L’83% del corpo docente italiano è costituito da donne: parliamo di 700 mila dipendenti “rosa”, che rappresentano la più ampia categoria di lavoratrici del pubblico impiego, retribuite vergognosamente e collocate al lavoro senza alcuna tutela per la prevenzione di quelle malattie professionali che nel comparto scolastico presentano percentuali altissime e purtroppo in forte crescita. A ricordarlo è Vittorio Lodolo D’Oria, medico esperto in malattie professionali degli insegnanti.

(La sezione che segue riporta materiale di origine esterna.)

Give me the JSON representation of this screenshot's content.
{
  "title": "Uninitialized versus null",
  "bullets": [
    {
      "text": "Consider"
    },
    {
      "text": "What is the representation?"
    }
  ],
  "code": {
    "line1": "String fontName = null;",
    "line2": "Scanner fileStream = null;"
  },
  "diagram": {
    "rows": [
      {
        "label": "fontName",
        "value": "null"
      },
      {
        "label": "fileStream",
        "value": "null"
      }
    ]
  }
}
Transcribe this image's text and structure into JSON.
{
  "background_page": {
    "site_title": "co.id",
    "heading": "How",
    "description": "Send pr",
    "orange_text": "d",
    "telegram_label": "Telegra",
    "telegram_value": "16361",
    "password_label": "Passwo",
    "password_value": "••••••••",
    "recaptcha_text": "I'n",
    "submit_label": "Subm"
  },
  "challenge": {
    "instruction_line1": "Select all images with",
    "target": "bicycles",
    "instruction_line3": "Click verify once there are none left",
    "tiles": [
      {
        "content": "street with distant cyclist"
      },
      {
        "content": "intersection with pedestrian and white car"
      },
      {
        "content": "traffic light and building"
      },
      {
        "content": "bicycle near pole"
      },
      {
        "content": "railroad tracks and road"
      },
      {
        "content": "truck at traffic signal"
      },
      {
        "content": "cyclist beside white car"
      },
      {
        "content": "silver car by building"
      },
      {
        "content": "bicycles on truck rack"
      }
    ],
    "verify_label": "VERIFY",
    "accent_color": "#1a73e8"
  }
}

Attraverso un interessante contributo pubblicato su LabParlamento, l’esperto di burnout nella scuola ricorda che al docente italiano – in otto-nove casi su dieci donna – continua ad essere riservata “una retribuzione miserrima (ultimi in Europa) che, a scanso di equivoci, conferma il refrain economico del ‘vali poco, ti pago poco’”; si negano le “tutele di legge (art. 28 DL 81/08) quali il riconoscimento e la prevenzione delle malattie professionali” confermando una società solo “a parole attenta alla parità di genere, alla violenza sulle donne, ed ai femminicidi”; non si rendono note “le reali malattie professionali della categoria, ritenendo che queste sono solo e semplicemente le disfonie (laringiti, corditi)” e in ogni caso “non è attuata alcuna prevenzione né per le disfonie, né per le più frequenti patologie professionali che risultano essere psichiatriche e neoplastiche”.
Il paradosso dei paradossi è probabilmente quello dell’uscita dal lavoro: Lodolo D’Oria ripercorre “le riforme previdenziali attuate (quattro nel giro di vent’anni: 1992-2011)” ricordando che sono state “realizzate ‘al buio’, cioè senza effettuare a monte alcuna valutazione della salute professionale della categoria. Si passa così da un estremo all’altro: dalle baby-pensioni ai 67 anni prima di potersi ritirare a vita privata”.
Con il risultato che “le ripercussioni sulla salute della categoria” sono state evidenti e tutte in negativo: “dagli studi epidemiologici a disposizione emerge un drastico aumento delle diagnosi psichiatriche (dal 31 all’82%) nelle inidoneità lavorative per motivi di salute. In altre parole, l’allungamento dell’età lavorativa è direttamente proporzionale all’incidenza delle malattie professionali, ma basta ignorare il dato e la riforma passa sottotraccia realizzando l’ennesimo paradosso che si aggiunge al mancato riconoscimento istituzionale delle patologie e alla loro prevenzione”.
Dopo avere ricordato perché “la speranza trae origine dalla lingua latina che, attraverso l’etimologia, ci riconduce all’essenza del nostro agire richiamando la fondamentale collaborazione scuola-famiglia”, il medico esperto di malattie professionali lancia una appello al ministro dell’Istruzione e del Merito Giuseppe Valditara: “è professore universitario di Diritto Romano, conosce perfettamente il latino, e nel lontano gennaio 2011 presentò una interrogazione parlamentare al MIUR chiedendo di affrontare tempestivamente il preoccupante problema del forte logoramento psicofisico degli insegnanti”.
Lodolo D’Oria dice di “aspettarsi da lui un intervento in controtendenza rispetto ai suoi predecessori è più che legittimo anche alla luce del fatto che mi ha chiesto come poter intervenire a salvaguardia e tutela della salute della categoria docente. E perché finiscano i paradossi nella scuola, buon lavoro a ministro, politica e sindacati”.